Battue s'impose d'emblée comme une vraie surprise doublée d'une très grande réussite formelle. La couverture intrigue, surtout par sa teinte dominante mauve. Elle crée une sorte de malaise, parce qu'il est difficile d'en détacher son regard alors qu'elle n'est pas rassurante. Le titre lui-même induit une violence sourde, parce qu'elle fait référence à une pratique à la fois terriblement barbare et pourtant bien ordonnée, résultant d'une logique d'organisation, pensée par les hommes pour perpétrer un massacre.
Dès que l'héroïne intègre le groupe, l'ambiance prend à la gorge. Le lecteur se retrouve véritablement dans sa tête, témoin d'un rituel macabre et qui porte en lui des relents désagréables. Pourtant, rien d'illégal ne semble se produire. Il s'agit plus d'une atmosphère délétère qui se répand. Un leader, pratiquement un gourou, impose des règles strictes, dont la non-observance implique l'exclusion immédiate. Des préceptes prônant l'élimination des "nuisibles" sont énoncés. Tout baigne dans une sorte de paganisme qui mélange une dévotion à l'égard d'une nature majestueuse et un message politique ultra-conservateur prônant la défense du territoire ainsi qu'une supposée destinée raciale. Loin de tomber dans la caricature, le scénario insiste plutôt sur l'extrême séduction que peut exercer ce genre de discours, surtout lorsqu'il est asséné dans des conditions favorables. Il pourrait faire basculer n'importe qui.
L'histoire de Marine Levéel, qui signe sa première bande dessinée, est parfaitement illustrée par Lilian Coquillaud.
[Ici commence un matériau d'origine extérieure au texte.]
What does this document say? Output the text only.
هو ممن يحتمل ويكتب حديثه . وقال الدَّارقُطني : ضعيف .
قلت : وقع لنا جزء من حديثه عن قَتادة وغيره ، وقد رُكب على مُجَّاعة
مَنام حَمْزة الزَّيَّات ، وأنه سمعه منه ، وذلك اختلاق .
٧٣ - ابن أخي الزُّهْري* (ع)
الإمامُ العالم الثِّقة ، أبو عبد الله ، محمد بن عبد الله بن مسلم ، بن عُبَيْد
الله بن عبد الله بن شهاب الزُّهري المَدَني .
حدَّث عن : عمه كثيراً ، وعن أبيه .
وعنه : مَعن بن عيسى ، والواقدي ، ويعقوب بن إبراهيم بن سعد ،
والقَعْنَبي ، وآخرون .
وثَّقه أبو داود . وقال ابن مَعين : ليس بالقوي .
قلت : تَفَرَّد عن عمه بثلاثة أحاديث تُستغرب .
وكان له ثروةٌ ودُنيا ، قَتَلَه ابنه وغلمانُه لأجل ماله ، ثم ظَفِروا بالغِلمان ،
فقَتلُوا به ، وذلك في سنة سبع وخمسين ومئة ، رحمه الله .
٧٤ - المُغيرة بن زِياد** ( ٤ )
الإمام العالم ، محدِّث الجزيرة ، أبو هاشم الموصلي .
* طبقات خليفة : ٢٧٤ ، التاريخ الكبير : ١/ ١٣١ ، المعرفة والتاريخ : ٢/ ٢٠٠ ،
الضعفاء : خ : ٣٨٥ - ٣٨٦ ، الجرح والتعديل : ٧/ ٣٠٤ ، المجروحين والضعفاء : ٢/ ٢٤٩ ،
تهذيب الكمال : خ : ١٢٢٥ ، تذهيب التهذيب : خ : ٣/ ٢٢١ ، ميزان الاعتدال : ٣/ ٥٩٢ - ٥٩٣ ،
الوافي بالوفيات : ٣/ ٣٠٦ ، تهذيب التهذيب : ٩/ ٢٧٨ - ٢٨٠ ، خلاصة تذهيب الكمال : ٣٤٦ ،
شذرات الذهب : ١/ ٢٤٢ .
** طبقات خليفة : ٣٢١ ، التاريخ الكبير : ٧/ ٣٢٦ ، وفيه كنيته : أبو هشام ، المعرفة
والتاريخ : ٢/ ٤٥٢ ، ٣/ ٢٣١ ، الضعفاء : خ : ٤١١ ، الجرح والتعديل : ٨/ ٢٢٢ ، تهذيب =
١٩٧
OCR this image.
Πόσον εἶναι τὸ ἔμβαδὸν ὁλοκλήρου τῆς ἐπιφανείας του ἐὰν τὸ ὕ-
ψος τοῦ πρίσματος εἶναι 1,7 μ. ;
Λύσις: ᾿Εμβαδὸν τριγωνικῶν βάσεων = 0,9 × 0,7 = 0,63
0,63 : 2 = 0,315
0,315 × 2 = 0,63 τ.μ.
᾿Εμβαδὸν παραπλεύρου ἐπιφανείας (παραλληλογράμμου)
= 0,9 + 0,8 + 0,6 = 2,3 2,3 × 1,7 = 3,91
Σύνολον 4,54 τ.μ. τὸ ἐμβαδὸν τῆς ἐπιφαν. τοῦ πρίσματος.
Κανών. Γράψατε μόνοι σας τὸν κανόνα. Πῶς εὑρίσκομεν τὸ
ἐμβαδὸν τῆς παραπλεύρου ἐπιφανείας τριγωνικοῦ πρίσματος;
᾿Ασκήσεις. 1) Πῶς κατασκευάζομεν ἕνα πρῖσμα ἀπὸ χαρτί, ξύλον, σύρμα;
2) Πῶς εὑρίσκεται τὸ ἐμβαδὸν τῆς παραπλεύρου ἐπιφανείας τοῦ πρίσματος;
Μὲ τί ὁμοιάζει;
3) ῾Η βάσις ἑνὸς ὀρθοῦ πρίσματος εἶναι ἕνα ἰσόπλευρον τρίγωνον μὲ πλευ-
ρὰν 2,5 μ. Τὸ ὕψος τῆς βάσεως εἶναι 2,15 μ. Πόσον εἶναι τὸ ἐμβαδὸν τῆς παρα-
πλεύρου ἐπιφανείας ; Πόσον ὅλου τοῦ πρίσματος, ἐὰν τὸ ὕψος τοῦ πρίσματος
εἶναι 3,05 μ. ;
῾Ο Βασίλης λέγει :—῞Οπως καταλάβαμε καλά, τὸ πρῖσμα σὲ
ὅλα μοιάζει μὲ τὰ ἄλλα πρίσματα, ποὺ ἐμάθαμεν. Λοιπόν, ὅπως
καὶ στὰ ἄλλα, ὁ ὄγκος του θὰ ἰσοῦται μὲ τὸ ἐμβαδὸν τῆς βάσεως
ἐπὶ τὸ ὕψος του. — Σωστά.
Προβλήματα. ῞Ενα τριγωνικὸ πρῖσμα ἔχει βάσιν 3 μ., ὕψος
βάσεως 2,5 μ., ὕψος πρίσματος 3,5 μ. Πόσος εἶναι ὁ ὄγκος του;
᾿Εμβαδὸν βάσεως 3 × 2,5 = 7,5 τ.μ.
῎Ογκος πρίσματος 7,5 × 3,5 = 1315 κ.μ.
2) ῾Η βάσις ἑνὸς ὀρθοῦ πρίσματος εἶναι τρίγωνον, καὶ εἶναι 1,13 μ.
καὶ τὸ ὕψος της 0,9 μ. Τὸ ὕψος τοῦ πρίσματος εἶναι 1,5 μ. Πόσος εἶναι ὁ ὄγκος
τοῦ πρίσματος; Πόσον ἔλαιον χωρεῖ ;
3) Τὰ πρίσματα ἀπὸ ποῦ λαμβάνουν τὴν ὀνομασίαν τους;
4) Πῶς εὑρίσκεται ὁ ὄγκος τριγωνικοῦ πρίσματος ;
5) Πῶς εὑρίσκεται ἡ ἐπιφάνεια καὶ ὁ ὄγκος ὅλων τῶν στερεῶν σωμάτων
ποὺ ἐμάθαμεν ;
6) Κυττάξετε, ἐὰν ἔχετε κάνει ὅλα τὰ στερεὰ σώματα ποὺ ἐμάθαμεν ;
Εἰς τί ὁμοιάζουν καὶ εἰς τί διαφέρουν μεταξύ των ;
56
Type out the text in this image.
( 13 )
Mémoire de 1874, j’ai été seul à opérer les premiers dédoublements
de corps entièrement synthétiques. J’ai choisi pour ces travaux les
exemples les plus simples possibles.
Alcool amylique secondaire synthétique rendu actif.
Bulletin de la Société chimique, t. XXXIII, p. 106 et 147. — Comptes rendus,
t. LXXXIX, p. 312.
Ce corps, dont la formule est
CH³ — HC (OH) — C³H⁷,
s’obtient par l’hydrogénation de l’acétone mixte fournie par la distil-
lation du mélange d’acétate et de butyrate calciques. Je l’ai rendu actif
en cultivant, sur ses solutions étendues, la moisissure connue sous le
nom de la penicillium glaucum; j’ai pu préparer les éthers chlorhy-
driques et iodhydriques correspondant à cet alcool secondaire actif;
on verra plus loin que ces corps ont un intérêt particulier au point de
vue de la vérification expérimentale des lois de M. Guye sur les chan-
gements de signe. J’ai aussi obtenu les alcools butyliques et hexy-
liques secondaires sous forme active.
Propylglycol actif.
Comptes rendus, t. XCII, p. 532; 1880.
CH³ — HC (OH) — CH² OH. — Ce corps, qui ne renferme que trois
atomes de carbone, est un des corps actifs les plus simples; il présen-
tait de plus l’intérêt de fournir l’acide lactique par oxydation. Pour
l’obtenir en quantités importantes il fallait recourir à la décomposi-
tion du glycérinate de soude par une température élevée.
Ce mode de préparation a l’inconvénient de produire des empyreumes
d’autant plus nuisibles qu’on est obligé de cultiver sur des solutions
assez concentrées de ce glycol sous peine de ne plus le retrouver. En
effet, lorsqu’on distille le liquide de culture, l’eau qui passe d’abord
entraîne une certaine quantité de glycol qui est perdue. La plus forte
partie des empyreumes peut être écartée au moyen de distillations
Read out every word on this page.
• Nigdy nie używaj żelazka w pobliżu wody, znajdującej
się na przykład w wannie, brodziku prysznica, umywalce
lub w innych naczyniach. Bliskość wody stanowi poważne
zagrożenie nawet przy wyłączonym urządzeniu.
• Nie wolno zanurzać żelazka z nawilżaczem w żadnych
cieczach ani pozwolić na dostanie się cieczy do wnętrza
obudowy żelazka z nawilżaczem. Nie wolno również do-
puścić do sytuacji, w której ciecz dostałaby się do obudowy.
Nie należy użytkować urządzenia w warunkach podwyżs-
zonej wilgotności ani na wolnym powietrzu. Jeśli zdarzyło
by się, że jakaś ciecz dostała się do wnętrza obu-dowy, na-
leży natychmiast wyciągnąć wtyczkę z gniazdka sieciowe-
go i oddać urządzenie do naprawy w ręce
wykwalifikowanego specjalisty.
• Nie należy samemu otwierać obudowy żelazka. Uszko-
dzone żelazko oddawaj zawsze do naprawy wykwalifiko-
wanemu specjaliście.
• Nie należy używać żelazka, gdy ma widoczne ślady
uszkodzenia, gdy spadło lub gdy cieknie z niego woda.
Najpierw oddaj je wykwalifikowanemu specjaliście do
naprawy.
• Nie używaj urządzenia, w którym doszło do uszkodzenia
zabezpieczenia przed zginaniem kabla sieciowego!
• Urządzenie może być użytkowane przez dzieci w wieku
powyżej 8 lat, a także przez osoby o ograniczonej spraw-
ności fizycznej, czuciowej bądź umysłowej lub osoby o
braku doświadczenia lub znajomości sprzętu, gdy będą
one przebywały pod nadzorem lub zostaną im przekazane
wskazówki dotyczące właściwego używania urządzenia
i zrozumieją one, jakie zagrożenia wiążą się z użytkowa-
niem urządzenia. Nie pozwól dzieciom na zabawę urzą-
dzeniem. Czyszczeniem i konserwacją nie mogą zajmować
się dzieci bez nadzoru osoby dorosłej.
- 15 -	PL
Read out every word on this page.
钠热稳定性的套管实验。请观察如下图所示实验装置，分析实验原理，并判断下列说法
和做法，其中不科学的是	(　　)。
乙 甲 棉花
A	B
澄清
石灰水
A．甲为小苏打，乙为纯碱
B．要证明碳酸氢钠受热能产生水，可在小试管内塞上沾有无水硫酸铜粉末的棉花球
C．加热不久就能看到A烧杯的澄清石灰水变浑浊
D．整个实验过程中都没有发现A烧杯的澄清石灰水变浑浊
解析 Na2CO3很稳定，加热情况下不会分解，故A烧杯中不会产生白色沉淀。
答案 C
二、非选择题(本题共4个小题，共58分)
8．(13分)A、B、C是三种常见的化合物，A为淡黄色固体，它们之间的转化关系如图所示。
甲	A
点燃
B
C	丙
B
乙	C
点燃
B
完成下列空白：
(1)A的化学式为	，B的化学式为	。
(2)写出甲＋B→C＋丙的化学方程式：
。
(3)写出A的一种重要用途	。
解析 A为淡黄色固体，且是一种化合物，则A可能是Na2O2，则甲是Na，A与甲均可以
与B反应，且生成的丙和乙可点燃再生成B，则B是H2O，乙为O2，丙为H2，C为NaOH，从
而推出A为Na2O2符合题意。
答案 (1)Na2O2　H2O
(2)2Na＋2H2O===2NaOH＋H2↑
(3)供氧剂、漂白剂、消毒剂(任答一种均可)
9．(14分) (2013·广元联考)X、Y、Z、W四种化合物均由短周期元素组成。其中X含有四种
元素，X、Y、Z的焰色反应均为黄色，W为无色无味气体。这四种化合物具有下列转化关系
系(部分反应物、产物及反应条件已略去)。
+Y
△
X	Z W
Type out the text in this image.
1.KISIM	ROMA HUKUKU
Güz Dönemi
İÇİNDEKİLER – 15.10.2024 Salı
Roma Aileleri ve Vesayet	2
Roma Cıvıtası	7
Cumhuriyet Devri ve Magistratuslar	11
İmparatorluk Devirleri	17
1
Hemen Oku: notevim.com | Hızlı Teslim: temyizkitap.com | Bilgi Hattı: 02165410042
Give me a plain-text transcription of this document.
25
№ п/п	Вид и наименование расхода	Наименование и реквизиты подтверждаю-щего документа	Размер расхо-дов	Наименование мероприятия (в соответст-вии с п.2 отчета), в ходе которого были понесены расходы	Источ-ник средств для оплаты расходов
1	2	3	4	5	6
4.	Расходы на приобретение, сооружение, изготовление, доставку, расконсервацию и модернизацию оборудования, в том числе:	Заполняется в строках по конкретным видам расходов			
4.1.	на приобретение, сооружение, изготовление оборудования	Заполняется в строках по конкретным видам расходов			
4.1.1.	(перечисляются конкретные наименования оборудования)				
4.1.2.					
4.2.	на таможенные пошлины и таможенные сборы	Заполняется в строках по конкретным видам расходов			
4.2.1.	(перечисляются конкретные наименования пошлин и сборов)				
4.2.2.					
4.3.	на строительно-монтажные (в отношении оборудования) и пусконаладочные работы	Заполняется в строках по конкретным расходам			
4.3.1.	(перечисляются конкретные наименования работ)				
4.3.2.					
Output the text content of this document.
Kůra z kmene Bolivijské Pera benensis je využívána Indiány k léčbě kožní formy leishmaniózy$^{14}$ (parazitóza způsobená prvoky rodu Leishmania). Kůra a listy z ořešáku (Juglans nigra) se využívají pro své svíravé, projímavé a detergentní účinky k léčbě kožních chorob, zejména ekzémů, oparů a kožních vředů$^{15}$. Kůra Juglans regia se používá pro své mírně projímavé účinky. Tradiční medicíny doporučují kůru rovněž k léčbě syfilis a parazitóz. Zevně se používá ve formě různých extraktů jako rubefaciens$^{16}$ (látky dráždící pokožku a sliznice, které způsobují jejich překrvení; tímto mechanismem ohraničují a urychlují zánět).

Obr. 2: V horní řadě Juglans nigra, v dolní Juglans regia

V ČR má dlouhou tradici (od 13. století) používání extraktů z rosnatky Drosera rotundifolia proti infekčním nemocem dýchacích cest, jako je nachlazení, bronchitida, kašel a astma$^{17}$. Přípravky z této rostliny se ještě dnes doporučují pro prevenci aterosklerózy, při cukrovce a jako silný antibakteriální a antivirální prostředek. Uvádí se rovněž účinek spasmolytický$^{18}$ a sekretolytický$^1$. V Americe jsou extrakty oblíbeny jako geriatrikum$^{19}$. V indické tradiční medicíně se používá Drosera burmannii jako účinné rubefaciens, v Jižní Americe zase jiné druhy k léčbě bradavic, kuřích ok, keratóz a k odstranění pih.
Son dessin laisse une large place aux paysages et à la nature, entre montagnes et forêts. Faune et flore sont représentées avec beaucoup de sensibilité. Les personnages eux-mêmes possèdent une certaine grâce qui n'est pas sans rappeler Chloé Cruchaudet ou Manuele Fior. C'est par le traitement des couleurs, à dominante mauve et orange, et via les cadrages précis que se distille cette impression mortifère qui traverse le livre. Il possède une sorte de beauté vénéneuse, à l'image des convictions des "blanchistes".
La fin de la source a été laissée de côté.